JIKA
perempuan selalu mengeluh tentang ketidakberdayaan dirinya dan selalu
saja menjual duka dan kesedihan, maka patutlan bila perempuan itu
dianggap lemah dan tak berdaya. Bila perempuan selalu menuntut haknya
atas nama keadilan namun kemudian hanya untuk eksistensi dan
ekslusifitasnya, maka patutlah jika perempuan itu dituntut untuk lebih
dulu menjalankan kewajibannya. Sebuah bukti ketidakpercayaan diri,
ketidakyakinan pada diri, dan tidak memiliki identitasnya sebagai
perempuan. Duh, coba belajar dari Mahalayati, Tjut Nya' Dhien, Cut
Meutia, dan perempuan-perempuan Aceh lainnya di masa lalu!
Ironis sekali bila perempuan Aceh saat ini tidak merasa hebat sehingga selalu butuh bantuan dan banyak melakukan tuntutan dengan dalih feminisme dan hak asasi. Seharusnya hal ini tidak perlu terjadi mengingat perempuan Aceh sangatlah hebat.
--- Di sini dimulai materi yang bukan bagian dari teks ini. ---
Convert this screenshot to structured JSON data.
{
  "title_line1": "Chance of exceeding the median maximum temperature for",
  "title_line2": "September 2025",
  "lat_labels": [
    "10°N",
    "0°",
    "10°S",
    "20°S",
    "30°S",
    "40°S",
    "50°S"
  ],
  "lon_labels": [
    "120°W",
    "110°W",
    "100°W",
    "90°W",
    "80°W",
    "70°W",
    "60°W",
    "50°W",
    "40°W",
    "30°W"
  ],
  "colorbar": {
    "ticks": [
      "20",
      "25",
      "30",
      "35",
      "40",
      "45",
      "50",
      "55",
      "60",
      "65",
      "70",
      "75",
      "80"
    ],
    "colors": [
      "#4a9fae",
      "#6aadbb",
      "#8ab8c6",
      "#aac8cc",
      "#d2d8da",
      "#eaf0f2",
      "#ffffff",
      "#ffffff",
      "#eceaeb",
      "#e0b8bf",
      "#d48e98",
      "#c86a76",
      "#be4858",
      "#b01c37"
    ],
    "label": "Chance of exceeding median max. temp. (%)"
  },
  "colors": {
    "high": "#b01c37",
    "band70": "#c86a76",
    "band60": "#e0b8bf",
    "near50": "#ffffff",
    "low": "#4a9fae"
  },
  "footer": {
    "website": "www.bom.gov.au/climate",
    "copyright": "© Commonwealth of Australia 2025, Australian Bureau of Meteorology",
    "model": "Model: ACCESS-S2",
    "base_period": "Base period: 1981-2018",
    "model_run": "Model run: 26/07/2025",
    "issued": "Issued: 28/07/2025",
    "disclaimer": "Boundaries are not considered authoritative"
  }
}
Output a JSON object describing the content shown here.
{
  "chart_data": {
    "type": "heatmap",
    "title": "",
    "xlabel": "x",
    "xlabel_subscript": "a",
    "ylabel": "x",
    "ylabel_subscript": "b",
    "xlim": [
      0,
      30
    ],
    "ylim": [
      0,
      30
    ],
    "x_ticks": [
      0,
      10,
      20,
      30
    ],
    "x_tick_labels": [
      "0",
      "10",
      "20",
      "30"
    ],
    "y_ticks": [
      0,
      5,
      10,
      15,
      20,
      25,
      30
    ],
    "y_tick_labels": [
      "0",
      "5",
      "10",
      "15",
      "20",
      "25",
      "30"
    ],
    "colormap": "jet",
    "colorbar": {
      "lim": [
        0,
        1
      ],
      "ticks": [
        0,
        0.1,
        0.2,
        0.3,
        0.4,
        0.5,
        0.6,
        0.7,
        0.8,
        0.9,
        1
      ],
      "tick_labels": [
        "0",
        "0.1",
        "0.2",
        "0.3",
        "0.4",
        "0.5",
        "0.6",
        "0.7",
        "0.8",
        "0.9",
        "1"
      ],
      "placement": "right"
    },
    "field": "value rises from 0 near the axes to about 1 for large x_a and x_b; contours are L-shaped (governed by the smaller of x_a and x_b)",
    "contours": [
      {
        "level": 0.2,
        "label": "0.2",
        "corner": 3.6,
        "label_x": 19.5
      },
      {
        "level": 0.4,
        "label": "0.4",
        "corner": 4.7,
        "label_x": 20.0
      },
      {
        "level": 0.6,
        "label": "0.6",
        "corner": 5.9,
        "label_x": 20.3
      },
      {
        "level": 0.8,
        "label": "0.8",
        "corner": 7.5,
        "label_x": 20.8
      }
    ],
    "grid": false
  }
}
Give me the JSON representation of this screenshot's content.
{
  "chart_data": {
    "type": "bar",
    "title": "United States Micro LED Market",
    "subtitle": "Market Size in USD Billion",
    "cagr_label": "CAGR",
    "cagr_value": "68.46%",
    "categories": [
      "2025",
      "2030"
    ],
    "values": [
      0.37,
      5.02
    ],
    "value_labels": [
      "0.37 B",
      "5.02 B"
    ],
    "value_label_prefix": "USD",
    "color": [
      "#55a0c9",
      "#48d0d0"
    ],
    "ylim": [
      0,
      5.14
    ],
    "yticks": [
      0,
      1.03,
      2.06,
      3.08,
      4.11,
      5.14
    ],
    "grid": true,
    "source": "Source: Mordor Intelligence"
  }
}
Berbeda dengan perempuan di negeri Eropa atau Amerika, peranan mereka dari jaman ke jaman memang masih sangat kurang, sehingga mereka harus berjuang keras untuk mendapatkannya. Dari dulu juga banyak perempuan Aceh yang sudah menjadi pemimpin, kalau mereka?!
Keumahalayati atau yang lebih dikenal dengan Mahalayati barangkali satu-satunya laksamana perempuan di dunia yang memimpin angkatan laut untuk berperang melawan penjajah. Meskipun beliau adalah seorang anak perempuan dari petinggi kesulatanan Aceh, namun tidak berarti beliau menjadi seorang perempuan manja yang menghargai dirinya mahal dan dinilai secara materi. Bila manja dan tak berdaya, tak mungkin beliau yang ditunjuk oleh Sultan Alauddin II Mansur I Syah untuk menjadi panglima angkatan laut Kesultanan Aceh menggantikan suaminya, seorang pejuang Aceh, yang sudah wafat pada saat itu. Bahkan pada tahun 1602, kekuatan armada beliau telah berhasil membuat Inggris memilih jalan damai, sebuah metode diplomatik untuk dapat masuk ke Selat Malaka. Hebat banget, kan?!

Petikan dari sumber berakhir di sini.